Here is where Galbraith himself enters as an influential economist, although his account gives inadequate recognition to the importance of his own work. His contribution to economics has been to insist that vast bureaucratic organizations, private as well as public, change the manner in which the economy works in ways that are entirely outside the assumptions of perfect competition common to both classical and postclassical theory. (Here he is right in combining the two.) Michal Kalecki, the now famous Polish émigré who was a contemporary of Keynes, first found a bridge between micro and macro economics through his conception of the “degree of monopoly” that affected profits, and thereby the level of investment and income. But Galbraith’s more institutional approach has been responsible for reviving American interest in the consequences of organization—whether corporate, government, or labor—as a central fact of economic life. Galbraith has always insisted, although not in the formal models nowadays regarded as evidence of serious theory, that the sheer scale of big enterprise has macro as well as micro repercussions, evidenced, for example, in the manner in which giant firms compete (a micro question) and in their collective investment strategies (a macro question). Thus it is not surprising that Galbraith’s prognosis for the future of economics stresses its need to recognize that bureaucratic organization must be accorded a conspicuous place in economic theory.

This would require that economics find a new theoretical model, and Galbraith concludes his survey by implying that the sheer pressure of necessity may—he seems to vacillate between “should” and “will”—force it to develop one. For instance, a recognition that the interaction of unions and corporations affects both inflation and unemployment will or should lead to a blurring of the “suffocating” distinction between micro and macro economics. The rift will be further healed as the cause and remedy for unemployment—a “macro” problem—is seen to lie at the doorstep of industrial senescence:

The compartmentalization of economics between microeconomics and macroeconomics hides the most stubborn cause of present-day unemployment in the mature industrial countries: the decline of the older industries.

As with earlier portions of the book, Galbraith raises and disposes of large topics with a wave of the hand. He declares in a sentence that macroeconomic policies can “ameliorate or deepen general unemployment, but cannot remedy it” (because unemployment is lodged in the specifics of declining industries), but he ignores the considerable evidence here and in Europe that unemployment can be traced to slow economic growth, not to international competition.
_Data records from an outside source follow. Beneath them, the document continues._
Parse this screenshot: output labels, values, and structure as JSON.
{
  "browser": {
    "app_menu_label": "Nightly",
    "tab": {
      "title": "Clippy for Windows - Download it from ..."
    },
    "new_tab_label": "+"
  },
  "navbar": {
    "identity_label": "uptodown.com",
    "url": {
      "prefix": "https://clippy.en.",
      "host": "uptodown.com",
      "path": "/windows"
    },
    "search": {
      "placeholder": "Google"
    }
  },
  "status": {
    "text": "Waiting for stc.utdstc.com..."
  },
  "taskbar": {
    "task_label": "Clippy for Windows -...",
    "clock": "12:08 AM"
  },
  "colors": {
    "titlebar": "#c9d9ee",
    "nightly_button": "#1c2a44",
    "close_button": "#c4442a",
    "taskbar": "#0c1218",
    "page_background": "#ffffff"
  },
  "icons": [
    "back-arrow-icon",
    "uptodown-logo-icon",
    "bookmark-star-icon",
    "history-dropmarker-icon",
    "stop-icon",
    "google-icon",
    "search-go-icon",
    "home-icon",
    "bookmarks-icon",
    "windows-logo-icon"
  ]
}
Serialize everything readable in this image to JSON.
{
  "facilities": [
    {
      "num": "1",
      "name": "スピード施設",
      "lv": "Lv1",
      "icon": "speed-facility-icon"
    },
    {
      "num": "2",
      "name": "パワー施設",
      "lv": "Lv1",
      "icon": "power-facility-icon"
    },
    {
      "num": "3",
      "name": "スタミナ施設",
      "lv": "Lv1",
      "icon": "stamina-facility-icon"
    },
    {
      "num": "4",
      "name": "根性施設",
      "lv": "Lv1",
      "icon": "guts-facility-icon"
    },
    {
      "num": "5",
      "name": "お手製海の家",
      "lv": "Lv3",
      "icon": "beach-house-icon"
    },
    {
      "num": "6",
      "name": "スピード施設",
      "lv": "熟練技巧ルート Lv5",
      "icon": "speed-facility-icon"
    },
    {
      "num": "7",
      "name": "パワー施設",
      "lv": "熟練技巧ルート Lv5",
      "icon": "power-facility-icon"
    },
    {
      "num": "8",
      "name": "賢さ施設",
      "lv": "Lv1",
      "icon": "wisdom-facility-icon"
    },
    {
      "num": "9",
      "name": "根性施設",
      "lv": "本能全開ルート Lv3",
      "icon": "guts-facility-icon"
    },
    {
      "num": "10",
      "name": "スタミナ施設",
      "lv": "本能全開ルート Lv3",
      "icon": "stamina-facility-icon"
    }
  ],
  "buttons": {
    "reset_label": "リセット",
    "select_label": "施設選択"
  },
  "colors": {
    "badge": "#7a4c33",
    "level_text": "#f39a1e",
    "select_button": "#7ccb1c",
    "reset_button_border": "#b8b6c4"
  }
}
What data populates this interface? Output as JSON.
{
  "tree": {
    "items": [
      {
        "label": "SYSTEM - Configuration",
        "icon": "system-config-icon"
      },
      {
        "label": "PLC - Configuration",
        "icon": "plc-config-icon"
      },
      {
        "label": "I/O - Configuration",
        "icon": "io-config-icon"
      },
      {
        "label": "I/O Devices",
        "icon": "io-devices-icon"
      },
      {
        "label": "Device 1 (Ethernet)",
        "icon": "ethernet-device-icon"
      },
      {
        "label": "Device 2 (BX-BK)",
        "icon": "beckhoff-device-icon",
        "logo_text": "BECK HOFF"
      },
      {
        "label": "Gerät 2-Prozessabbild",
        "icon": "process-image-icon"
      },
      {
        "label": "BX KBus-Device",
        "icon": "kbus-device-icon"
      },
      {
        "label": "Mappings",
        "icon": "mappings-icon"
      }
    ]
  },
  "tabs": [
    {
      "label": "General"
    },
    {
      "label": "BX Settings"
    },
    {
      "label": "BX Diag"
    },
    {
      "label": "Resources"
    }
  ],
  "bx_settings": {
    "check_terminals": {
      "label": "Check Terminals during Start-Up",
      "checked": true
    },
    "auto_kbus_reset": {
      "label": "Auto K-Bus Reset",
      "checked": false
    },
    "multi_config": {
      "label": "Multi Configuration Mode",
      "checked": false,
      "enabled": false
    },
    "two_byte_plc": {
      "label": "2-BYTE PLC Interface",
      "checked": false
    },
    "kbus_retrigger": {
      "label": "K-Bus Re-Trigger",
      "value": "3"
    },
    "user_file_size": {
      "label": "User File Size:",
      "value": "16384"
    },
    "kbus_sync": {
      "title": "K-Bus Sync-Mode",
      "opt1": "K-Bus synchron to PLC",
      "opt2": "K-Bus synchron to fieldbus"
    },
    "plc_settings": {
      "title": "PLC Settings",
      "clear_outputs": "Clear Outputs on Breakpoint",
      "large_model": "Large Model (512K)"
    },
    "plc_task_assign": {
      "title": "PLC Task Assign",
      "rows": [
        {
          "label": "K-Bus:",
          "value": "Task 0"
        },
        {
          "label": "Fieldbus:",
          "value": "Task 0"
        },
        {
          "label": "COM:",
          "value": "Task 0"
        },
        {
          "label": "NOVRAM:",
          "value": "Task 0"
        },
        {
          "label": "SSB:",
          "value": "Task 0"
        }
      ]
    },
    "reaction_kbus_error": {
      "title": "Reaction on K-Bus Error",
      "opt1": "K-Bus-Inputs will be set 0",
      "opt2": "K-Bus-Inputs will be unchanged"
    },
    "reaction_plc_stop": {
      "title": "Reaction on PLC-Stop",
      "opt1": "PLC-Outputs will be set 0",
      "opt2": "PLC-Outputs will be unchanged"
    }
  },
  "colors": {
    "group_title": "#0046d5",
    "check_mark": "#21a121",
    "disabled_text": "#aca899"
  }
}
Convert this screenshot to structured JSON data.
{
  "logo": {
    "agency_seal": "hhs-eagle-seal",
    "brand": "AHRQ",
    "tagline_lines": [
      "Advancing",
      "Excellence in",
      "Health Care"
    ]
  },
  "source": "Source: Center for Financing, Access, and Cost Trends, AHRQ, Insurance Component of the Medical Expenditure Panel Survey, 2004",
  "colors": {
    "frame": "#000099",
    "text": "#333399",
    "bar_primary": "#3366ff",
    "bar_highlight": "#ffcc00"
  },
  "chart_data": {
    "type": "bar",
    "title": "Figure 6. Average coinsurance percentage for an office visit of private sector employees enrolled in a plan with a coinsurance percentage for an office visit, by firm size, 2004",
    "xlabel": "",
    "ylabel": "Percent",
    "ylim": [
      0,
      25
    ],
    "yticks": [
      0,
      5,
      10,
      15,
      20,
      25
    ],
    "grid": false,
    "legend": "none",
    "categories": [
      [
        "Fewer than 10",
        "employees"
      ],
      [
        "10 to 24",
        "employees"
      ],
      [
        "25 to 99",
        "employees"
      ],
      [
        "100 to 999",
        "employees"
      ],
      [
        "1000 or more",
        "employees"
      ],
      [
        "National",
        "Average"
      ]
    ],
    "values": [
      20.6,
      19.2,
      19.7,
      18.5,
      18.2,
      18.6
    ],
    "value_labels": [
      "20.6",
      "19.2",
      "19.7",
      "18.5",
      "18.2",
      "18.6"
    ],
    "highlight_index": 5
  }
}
He is enthusiastic about the manner in which the Japanese perceive and cope with the problems of modern ecnoomic life but he is silent about the immense difficulties of transplanting a Japanese approach into an American setting. He speaks of the tangled relationship between our domestic budgetary deficit and our foreign trade deficit and concludes that these matters “will be much a part of future discussions.”

Thus the attentive reader will find that Economics in Perspective promises a good deal more than it delivers; and that once again “mention” all too frequently substitutes for analysis. Nonetheless, it is economists who are most likely to be aware of these failings. For the non-economist who wants to gain some notion of how the dismal science got to be so dismal there is still much to be learned from this redoubtable critic of the conventional wisdom.